Penanganan dilakukan secara bertahap, mulai dari pembersihan material longsor yang menutup badan jalan, pengamanan lokasi yang rawan longsor susulan, hingga pemeriksaan struktur jembatan yang mengalami kerusakan akibat guncangan. Langkah tersebut dilakukan untuk memastikan akses transportasi masyarakat dan distribusi kebutuhan pokok tetap berjalan.
94 Titik Infrastruktur Terdampak
Berdasarkan pendataan awal Balai Pelaksanaan Jalan Nasional (BPJN) NTT hingga 20 Agustus 2026, tercatat 94 titik jalan dan jembatan terdampak gempa. Dari jumlah tersebut, kerusakan terdiri atas 75 titik longsoran, tiga titik jalan amblas, serta 16 jembatan dan duiker. Tim Satuan Tugas Tanggap Darurat Bencana Direktorat Jenderal Bina Marga kemudian melakukan pemeriksaan langsung di 34 titik longsoran dan sembilan jembatan atau duiker.
Menteri PU Dody Hanggodo mengatakan, sejak gempa terjadi, jajaran balai di wilayah NTT telah diminta meningkatkan kesiapsiagaan serta memberikan dukungan penuh terhadap penanganan infrastruktur pascabencana. Menurut Dody, kesiapan personel, alat berat, dan koordinasi dengan pemerintah daerah menjadi faktor penting agar infrastruktur yang terdampak dapat segera ditangani.
Pembersihan Longsor Jadi Prioritas
Salah satu fokus utama Kementerian PU adalah membersihkan material longsoran yang mengganggu badan jalan. Pembersihan dilakukan agar kendaraan tetap dapat melintas dan konektivitas antardaerah tidak terputus. Namun, penanganan tidak berhenti pada pembersihan material. Di lokasi yang memiliki risiko longsor susulan atau mengalami kerusakan struktur, Kementerian PU menyiapkan langkah penanganan permanen.

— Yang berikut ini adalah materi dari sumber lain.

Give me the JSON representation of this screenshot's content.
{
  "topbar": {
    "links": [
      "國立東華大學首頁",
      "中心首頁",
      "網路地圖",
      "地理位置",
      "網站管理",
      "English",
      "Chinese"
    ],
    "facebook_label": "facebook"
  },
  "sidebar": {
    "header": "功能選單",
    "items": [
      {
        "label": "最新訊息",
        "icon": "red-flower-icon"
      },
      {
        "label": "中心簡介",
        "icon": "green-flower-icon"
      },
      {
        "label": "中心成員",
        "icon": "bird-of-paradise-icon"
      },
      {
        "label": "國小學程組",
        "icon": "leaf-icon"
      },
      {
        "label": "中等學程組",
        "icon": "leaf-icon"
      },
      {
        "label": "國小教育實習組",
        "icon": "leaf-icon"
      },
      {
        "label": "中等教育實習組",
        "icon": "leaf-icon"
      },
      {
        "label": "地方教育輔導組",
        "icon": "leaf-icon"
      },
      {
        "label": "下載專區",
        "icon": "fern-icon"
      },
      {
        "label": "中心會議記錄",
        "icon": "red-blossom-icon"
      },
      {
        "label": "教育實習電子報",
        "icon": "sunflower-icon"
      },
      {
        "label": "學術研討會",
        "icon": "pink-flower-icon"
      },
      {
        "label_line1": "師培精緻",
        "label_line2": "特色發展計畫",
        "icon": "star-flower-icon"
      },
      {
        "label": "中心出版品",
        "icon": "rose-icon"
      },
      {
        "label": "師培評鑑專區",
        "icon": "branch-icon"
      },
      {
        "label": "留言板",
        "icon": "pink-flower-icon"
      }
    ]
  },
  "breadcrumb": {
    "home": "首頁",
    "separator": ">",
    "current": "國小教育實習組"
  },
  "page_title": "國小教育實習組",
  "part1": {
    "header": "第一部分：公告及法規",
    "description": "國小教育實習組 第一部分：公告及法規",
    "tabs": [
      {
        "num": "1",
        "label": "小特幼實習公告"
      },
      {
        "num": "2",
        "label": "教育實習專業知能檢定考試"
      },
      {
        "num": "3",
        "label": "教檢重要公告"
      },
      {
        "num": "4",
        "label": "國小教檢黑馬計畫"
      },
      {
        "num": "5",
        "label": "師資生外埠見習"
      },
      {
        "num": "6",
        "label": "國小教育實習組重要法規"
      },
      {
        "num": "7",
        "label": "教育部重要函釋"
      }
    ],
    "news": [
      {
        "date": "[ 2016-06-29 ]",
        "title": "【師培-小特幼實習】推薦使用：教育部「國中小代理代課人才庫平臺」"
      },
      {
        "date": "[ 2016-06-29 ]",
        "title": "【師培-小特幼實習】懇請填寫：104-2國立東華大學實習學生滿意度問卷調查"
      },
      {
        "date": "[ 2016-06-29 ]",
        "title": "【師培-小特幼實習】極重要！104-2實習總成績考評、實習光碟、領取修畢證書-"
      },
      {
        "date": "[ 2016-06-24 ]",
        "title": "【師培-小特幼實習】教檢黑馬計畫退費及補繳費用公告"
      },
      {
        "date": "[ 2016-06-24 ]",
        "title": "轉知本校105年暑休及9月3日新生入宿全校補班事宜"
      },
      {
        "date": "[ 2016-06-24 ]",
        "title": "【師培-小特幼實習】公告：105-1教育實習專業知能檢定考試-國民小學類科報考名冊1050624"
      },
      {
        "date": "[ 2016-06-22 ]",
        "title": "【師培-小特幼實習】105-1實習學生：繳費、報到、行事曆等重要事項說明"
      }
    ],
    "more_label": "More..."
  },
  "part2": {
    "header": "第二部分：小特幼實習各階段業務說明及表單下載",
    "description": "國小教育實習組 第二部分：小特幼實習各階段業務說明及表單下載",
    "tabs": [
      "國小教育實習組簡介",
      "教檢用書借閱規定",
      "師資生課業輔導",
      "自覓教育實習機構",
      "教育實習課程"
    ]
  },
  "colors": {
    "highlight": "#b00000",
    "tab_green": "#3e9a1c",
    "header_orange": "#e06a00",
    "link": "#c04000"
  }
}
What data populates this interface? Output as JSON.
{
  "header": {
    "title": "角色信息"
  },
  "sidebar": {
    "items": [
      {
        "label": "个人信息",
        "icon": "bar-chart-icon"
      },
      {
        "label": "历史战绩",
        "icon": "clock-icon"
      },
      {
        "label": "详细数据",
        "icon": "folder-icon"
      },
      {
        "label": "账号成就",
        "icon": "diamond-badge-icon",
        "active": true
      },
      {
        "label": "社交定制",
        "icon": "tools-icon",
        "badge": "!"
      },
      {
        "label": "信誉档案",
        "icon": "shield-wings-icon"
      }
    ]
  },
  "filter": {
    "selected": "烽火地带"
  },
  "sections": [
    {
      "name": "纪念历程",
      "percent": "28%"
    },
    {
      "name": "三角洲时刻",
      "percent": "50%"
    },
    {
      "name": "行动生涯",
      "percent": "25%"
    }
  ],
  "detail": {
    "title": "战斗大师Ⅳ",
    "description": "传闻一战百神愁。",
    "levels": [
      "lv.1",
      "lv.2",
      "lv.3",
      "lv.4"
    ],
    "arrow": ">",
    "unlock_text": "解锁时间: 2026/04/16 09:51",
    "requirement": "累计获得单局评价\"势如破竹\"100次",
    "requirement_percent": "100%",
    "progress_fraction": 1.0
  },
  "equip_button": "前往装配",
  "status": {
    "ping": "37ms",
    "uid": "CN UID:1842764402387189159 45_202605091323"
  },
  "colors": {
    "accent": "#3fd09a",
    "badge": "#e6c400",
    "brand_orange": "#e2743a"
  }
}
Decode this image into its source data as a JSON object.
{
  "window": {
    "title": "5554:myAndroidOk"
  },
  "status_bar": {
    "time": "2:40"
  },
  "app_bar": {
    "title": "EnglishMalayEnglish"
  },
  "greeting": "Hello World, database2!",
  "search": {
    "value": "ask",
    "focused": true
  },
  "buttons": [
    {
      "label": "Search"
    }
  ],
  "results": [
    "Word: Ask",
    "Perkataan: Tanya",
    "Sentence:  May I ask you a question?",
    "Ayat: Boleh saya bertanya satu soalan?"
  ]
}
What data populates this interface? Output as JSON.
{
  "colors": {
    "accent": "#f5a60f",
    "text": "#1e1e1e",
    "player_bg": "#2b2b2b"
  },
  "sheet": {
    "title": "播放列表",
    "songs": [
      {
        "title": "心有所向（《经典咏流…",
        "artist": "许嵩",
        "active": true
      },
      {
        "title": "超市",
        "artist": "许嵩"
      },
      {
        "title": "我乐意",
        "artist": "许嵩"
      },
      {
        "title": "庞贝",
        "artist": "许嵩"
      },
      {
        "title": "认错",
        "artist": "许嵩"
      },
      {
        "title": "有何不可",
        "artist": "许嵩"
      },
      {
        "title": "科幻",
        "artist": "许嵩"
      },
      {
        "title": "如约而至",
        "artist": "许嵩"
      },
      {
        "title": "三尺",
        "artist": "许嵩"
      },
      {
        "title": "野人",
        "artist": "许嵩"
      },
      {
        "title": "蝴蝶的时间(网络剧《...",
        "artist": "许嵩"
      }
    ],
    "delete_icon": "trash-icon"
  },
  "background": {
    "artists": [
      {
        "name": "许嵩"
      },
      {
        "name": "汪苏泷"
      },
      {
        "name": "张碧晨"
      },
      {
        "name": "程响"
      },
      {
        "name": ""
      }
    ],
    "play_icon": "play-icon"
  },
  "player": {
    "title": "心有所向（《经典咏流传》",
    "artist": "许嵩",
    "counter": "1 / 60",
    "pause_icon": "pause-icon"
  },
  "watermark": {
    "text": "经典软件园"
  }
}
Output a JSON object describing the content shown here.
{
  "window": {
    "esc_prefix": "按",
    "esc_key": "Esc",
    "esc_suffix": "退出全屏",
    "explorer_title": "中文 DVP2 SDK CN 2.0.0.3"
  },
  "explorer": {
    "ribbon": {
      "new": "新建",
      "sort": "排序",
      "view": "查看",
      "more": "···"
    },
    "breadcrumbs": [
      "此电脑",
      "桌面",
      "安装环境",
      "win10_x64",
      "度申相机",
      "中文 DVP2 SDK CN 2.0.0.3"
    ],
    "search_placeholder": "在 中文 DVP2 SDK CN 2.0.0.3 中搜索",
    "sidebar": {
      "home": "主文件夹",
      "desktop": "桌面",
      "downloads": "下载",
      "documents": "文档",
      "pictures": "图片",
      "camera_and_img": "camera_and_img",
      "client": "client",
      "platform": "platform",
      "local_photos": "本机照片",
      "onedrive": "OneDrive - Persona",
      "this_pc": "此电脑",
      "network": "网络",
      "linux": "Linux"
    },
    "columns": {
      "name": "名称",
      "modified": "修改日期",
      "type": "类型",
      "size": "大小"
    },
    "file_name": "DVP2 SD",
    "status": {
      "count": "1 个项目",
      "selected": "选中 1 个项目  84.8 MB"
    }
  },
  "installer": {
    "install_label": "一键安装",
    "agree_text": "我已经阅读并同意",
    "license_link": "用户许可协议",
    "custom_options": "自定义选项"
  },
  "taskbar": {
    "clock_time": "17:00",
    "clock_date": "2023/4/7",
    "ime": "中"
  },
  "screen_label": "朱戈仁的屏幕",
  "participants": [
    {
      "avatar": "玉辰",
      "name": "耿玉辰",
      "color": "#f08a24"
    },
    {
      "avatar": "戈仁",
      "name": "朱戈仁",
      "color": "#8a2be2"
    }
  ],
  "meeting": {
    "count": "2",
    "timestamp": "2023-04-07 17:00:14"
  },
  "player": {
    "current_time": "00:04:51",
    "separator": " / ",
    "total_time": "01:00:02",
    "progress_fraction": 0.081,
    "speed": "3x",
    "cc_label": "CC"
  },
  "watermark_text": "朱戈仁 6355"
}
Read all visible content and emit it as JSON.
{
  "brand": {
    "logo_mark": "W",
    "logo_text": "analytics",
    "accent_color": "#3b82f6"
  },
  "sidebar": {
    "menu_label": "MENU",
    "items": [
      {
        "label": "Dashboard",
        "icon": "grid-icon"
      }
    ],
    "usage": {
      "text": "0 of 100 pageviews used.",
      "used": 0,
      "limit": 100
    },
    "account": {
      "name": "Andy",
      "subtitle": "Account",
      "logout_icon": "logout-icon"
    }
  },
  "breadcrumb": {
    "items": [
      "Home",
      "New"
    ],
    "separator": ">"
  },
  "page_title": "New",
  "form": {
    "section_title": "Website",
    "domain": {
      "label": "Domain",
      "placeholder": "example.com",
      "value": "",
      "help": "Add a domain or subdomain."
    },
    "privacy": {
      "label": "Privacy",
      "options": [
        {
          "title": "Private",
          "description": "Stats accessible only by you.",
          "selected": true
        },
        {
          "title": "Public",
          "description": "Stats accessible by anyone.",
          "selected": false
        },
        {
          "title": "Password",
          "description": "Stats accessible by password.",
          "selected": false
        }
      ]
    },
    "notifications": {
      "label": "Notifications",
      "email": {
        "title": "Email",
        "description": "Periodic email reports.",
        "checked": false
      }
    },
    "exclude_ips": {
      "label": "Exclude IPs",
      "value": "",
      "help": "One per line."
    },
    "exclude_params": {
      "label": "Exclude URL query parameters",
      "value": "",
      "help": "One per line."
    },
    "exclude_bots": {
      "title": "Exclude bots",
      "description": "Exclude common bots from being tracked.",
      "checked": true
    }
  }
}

Di ruas Ruteng–Reo–Kedindi, misalnya, material batuan yang menutup badan jalan telah dibersihkan. Untuk mengantisipasi longsor susulan, pemerintah menyiapkan pemasangan rock bolt, wire mesh, dan rockfall barrier. Setelah penanganan darurat dilakukan, arus lalu lintas di lokasi tersebut masih dapat berlangsung dua arah.
Penanganan juga dilakukan di ruas Ruteng–Km 210 dan Km 210–Batas Kabupaten Manggarai. Petugas tidak hanya membersihkan material longsor dan batuan, tetapi juga memasang rambu peringatan, menutup retakan pada badan serta bahu jalan, dan membersihkan saluran. Pada lokasi tertentu, penguatan lereng dengan rock bolt dan jaring pengaman juga disiapkan sebagai bagian dari penanganan jangka panjang.
Penanganan Menyasar Sejumlah Ruas di Ende
Di Kabupaten Ende, penanganan dilakukan pada sejumlah ruas jalan, di antaranya Aegela–Batas Kota Ende, Batas Kota Ende–Detusoko, Junction–Wolowaru, serta Wolowaru–Lianunu. Pembersihan material longsor telah dilakukan di sejumlah lokasi. Bahu jalan yang terdampak juga diperkuat untuk menjaga kestabilan akses.
Untuk lokasi yang membutuhkan penanganan lebih menyeluruh, Kementerian PU menyiapkan pembangunan dinding penahan tanah, shotcrete, jaring pengaman aktif, serta sistem drainase. Langkah tersebut penting untuk mengurangi risiko kerusakan lanjutan, terutama ketika hujan turun di kawasan yang sebelumnya telah mengalami pergerakan tanah akibat gempa.
15 Ruas Jalan Nasional Masih Fungsional
Meski kerusakan terjadi di puluhan titik, Kementerian PU memastikan kondisi 15 ruas jalan nasional yang terdampak gempa secara umum masih fungsional. Kondisi ini memungkinkan kendaraan tetap bergerak dan distribusi logistik maupun bahan bakar minyak (BBM) ke wilayah terdampak dapat berlangsung.
Kementerian PU tetap melakukan pemantauan secara berkala karena kondisi jalan dapat berubah, terutama apabila terjadi gempa susulan maupun hujan yang memicu pergerakan tanah di kawasan yang telah mengalami longsor.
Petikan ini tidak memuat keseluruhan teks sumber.